Konsum für die Nation
Als ich in die Zelle gebracht wurde, erhob sich ein dickleibiger Mann ächzend von der zweiten Pritsche, wobei ein paar Kaviar-Kügelchen von seiner Wolldecke rollten. »Weswegen sind Sie hier?« fragte er und stellte das Sektglas aus der Hand.
»Konsumverweigerung und Sparen im Wiederholungsfall«, sagte ich.
»Aha, Lex Schmidt«, sagte er und bot mir eine dickleibige Zigarre an. Als ich ablehnen wollte, sah er mich mitleidheischend an.
»Bitte nehmen Sie doch. Ich bin nämlich im Revisionsverfahren dazu verurteilt worden. meinen Sparstrumpf zu leeren, und zwar in verschärfter Form. Ich habe die Mindeststrafe bekommen und muß in drei Monaten alles Ersparte auf den Kopf gehauen haben«
»Nein, danke«, sagte ich und dachte daran, daß ich meine eigenen Ersparnisse innerhalb eines halben Jahres der deutschen Konjunktur zuzuführen hatte.
»Wie ist es denn bei Ihnen soweit gekommen?« fragte mein Zellengenosse und schob sich eine Scheibe Salami in den Mund.
»ich wurde sozusagen auf frischer Tat ertappt«, sagte ich. »Auf der Sparkasse. Als ich fünftausend Mark einzahlte.«
»Schädigung der Konjunkturbelebung«, warf mein Nachbar kauend und fachmännisch ein.
»Erschwerend kam noch hinzu, daß die Polizei hei meiner Festnahme meinen sieben Jahre alten Gebrauchtwagen entdeckte.«
»Behinderung der deutschen Autoindustrie.
»Stimmt genau.« Ich lehnte dankend auch seine Salami ab, klingelte statt dessen und ließ mir durch den Wärter getrüffelte Gänseleber bringen.

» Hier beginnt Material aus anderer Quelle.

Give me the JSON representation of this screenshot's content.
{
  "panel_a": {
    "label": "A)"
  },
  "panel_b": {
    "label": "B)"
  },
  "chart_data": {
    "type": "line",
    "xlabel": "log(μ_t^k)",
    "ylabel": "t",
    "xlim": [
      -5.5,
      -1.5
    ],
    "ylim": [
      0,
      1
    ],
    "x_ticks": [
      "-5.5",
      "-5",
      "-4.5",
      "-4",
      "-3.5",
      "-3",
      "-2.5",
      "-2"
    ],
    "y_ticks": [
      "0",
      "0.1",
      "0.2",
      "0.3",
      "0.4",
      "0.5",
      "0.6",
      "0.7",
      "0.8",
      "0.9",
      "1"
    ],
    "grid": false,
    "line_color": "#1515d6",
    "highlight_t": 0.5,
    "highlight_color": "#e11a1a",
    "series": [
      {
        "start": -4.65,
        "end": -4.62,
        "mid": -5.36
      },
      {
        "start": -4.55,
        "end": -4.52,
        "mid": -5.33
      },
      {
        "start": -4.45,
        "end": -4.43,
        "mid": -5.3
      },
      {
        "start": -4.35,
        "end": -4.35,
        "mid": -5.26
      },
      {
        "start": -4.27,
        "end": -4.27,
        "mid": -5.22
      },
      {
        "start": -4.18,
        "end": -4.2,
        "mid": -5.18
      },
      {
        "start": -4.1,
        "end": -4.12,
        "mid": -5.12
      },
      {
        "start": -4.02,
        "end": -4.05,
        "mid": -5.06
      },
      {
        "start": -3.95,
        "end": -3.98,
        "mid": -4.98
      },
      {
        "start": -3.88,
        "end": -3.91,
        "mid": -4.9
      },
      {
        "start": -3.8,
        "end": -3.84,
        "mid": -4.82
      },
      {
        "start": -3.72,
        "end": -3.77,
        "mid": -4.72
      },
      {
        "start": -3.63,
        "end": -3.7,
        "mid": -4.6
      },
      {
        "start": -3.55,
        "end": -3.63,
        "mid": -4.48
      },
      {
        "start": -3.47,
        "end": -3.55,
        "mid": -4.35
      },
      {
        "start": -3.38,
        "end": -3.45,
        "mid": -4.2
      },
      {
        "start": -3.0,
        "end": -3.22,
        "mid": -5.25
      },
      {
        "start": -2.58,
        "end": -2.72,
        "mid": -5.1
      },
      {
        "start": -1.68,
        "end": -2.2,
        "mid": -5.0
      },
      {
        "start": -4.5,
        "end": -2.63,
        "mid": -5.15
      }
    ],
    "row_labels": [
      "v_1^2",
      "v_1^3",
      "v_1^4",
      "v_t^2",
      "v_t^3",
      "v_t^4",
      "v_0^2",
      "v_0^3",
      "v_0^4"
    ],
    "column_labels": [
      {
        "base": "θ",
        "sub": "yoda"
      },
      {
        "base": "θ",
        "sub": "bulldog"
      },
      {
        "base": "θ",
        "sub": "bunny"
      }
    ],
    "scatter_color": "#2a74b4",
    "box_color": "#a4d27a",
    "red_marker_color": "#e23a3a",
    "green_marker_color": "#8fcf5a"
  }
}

Während mich ein vaterländisches Sodbrennen überkam, erläuterte ich: »Und außerdem habe ich gegen das Kaufhausgesetz verstoßen. Ich konnte für drei Wochen keine Bescheinigung für größere Einkäufe vorweisen.«
»Guter Gott«. warf mein Nachbar ein, während er eine Havanna mit seiner Hand zerkrümelte. »Das kann sogar die Verurteilung zum Kauf einer Eigentumswohnung einbringen. Gesetz über die Behebung der Konjunkturflaute im Baugewerbe.«
»Und Sie?« fragte ich ihn.« Wo haben Sie es an Konsum fehlen lassen?«
»Bei mir liegen die Dinge komplizierter. Ich bin das Opfer einer anderen Ära. Ich wurde vor zwei Jahren als Prasser wegen Inflationsanheizung zu zwei Monaten Konsumverzicht verurteilt und lebte hier glücklich bei Wasser und Brot.
Er blickte versonnen und verträumt bei dem Gedanken an diese Zeit ins Leere.
»Kaum entlassen«, fuhr er fort, »schenkte ich meinem Sohn zum bestandenen Abitur einen Sportwagen und wurde daraufhin wegen Ölkrisenvergehens erneut hinter Schloß und Riegel gebracht. Es war verschärfte Haft mit Sonntagsfußmärschen von vier Stunden. Doch dann kam die Konjunkturkrise, und seit der Zeit werde ich hier auf meine alten Laster«, er unterbrach und räusperte sich. »auf meine alten Tugenden umgeschult«
»Und wie ist es hier so?« fragte ich.
»Schrecklich«, sagte er. »Die Gefängnisläden sind rund um die Uhr geöffnet. An Sonn- und Feiertagen werden wir in Spielkasinos und Bordellen zwangsausgeliehen und müssen am Abend ins Theater. Es gibt entweder Raimund, den »Verschwender«, oder aber, zur Abschreckung, den »Geizigen« von Molière.
»Und wer liegt im dritten Bett?« fragte ich und deutete auf die jugendstilige dritte Pritsche.
»Ein notorischer Fußgänger und Prämiensparer«, sagte mein ewig mampfender Nachbar. »Und stellen Sie sich vor, er ist zur VW-Hilfe verurteilt und muß deshalb pro Tag zwanzig Parklücken bewältigen.«
Ich warf mich aufs Bett und steckte ein neues Fünfmarkstück in den Schlitz des Fernsehautomaten.
Es lief eine Übertragung aus dem Kabinett. Die Ministerrunde beim Prassen. Allen voran der Kanzler, der mehrere Menthol-Zigaretten auf einmal rauchte, dazu Pfefferminz lutschte und sein Pfeifensortiment vor sich ausgebreitet hatte.
Neben den Finanzminister trat ein Pferd und aß aus einer goldenen Schüssel.